Column Not Found Errors¶

Problem: KeyError: 'tour_mode_agg'

Solution: This column is created in Step 4 (aggregations). Make sure: - The data model has the aggregation defined - The source column (tour_mode) exists in the data - The aggregation mapping is valid

Empty Output¶

Problem: Summary CSV files are created but have no data

Solution: - Check if filter is too restrictive (filter: "tour_purpose == 'InvalidValue'") - Verify group_by columns exist in the data - Check if weight_field exists (if specified)

Memory Errors¶

Problem: MemoryError when loading large files

Solution: - Process data in chunks (would require code modification) - Use a machine with more RAM - Sample the data first for testing

For Developers¶

If you need to modify the tool's behavior, see summarize_model_run.py.

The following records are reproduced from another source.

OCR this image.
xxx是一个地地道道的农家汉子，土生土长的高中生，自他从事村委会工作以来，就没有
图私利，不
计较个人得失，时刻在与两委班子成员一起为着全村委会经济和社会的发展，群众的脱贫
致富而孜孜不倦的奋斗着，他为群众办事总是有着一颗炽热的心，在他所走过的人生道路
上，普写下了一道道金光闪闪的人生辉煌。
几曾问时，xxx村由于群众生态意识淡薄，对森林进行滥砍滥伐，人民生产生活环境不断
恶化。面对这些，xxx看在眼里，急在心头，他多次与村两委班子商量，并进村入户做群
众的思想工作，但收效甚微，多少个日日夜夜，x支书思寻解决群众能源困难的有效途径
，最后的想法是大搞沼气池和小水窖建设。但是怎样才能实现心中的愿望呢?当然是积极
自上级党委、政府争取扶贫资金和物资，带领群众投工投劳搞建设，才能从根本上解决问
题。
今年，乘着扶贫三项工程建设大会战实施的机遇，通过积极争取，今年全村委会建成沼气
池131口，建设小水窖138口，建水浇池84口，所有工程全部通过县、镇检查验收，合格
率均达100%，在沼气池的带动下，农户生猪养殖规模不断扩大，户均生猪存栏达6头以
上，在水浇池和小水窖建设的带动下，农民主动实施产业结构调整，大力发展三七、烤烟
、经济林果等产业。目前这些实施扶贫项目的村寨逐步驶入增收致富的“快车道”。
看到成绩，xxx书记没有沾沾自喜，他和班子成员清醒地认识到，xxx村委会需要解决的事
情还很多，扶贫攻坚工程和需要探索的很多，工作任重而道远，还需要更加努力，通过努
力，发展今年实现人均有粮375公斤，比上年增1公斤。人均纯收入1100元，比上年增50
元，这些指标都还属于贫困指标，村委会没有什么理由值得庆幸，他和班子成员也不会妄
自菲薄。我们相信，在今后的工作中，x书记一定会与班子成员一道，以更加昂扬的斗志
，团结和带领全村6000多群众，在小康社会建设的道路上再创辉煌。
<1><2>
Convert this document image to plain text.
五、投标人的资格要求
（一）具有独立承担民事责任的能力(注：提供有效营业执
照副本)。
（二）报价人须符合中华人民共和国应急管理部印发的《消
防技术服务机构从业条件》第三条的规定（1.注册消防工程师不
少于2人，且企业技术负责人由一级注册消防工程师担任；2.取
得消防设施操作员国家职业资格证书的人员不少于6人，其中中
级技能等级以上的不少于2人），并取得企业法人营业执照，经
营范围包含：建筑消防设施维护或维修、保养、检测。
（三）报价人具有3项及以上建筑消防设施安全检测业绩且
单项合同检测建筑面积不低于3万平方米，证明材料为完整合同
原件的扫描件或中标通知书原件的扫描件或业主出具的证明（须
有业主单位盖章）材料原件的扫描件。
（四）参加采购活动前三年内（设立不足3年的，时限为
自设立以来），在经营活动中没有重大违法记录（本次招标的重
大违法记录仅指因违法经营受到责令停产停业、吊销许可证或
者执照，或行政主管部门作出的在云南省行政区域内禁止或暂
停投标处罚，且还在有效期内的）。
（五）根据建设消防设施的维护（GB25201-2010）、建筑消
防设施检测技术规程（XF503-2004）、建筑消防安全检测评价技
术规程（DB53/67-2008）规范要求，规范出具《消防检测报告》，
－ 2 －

The code is structured as simple functions in a clear sequence: 1. load_data_model() - Read YAML config 2. load_ctramp_data() - Load and standardize CSV files 3. apply_value_labels() - Create _name columns 4. apply_aggregations() - Create _agg columns 5. apply_bins() - Create _bin columns 6. generate_summary() - Group, weight, calculate shares 7. generate_all_summaries() - Loop through all summary configs

Total code: ~350 lines with extensive comments and logging.

Next Steps¶

After generating summaries:

Inspect the CSVs - Open in Excel or pandas to verify results
Compare across scenarios - Use simple pandas scripts to compare CSVs from different runs
Visualize - Create plots, dashboards, or reports from the summary CSVs
Validate - Compare to observed data (ACS, surveys, etc.)

The summaries are simple CSV files - use them however you like!